Click here to place an order or here support Thou Mayest’s virtual tip jar.
“These are unprecedented and difficult times for all of us, but the next few weeks will be especially difficult for our first responder and medical communities,” Nelson said in a release outlining the company’s 10 percent discount on 5 pound bags of coffee, bringing it to cost price, and issued a challenge to the community: send a bag to someone on the frontlines of the medical crisis.
“I got inspired,” he recalled, noting he observed a customer submitting order after order with personalized notes.
“He then sends me an email saying, ‘Hey, I just wanted to let you know I got this for some of my friends all across the country who are in the medical profession,” Nelson said of the interaction and the genesis for the coffee campaign.
“It’s not really confined to Kansas City. We’re just kind of seeing what works and what doesn’t,” he said.
Click here to take Nelson up on the challenge and send Thou Mayest coffee to a medical professional or first responder, using the code LUV4FRMC.
‘No limit to how much good you can do’
Embracing the challenges of a world changed by COVID-19 is a unique opportunity for business owners, frequently saddled with fear and uncertainty, Nelson said.
Finding ways to partner with peers who share a similar outlook — including minds at Blade & Timber (Swell Spark) and J. Rieger & Co. distillery — has been a particularly encouraging benefit of the pandemic, which presents an opportunity for communities to come together, he continued
“[Those are] the people that I want to be around,” he said of the Rieger family and Matt Baysinger, co-founder of Blade & Timber and Swell Spark.

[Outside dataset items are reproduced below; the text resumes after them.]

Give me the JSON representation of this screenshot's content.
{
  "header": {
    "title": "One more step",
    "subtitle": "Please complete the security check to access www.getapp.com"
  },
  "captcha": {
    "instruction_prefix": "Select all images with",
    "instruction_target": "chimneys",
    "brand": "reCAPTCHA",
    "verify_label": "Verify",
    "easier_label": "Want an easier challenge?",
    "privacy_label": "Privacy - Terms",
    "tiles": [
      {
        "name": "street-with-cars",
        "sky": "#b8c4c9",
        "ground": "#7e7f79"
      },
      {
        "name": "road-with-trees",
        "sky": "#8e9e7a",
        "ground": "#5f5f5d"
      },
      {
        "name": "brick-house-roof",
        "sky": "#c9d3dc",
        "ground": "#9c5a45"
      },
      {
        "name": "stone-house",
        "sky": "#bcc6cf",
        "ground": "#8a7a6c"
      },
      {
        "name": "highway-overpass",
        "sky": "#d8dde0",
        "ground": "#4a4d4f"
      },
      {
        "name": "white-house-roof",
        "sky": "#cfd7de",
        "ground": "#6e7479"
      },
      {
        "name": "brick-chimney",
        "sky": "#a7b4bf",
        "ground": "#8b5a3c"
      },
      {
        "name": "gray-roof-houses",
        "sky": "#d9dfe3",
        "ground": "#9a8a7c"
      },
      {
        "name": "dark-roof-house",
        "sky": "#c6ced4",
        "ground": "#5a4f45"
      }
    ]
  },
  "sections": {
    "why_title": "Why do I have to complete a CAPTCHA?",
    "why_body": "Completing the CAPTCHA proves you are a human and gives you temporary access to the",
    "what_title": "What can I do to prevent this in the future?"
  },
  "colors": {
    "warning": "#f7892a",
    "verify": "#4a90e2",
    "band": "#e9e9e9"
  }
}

J. Rieger & Co. pivoted its distilling operation earlier this month to make hand sanitizer, which is now distributed with the help of Baysinger and a Blade & Timber location in Leawood’s Town Center.
Click here to read more about the Blade & Timber distribution partnership with J. Rieger.
“This is where you see entire industries change directions overnight. Rieger can be like, ‘Hey, we did hand sanitizer for a hot minute. It’s part of our history now,’” he laughed, noting the era could come with an abundance of silver linings if approached with a positive attitude.
“I think good goes so much farther than just bitching,” he said, hopeful Kansas Citians would join him in a quest for positivity and unity in a time that will likely shape history books.
“I’m trying my hardest to do the right thing. There’s no limit to how much good you can do,” Nelson continued. “There’s two different stances to take — one that’s going to be a little more grateful and proactive and the other one’s just going to be kind of reactive, taking things as they come and that’s where we have to listen. And the other part is where you’ve got to fight.”
With no end to the pandemic in sight, pivots are likely to continue for Thou Mayest, he added.
“I’d really like to do a coffee where straight profits go right to the baristas — call that coffee Tip Jar,” Nelson said, dreaming up creative ways to keep Thou Mayest roasting and ready to welcome customers back to its shops when the world reopens.
“We’re coming up with some other creative ideas for the baristas, but also kind of holding our breath. We’re trying so hard.”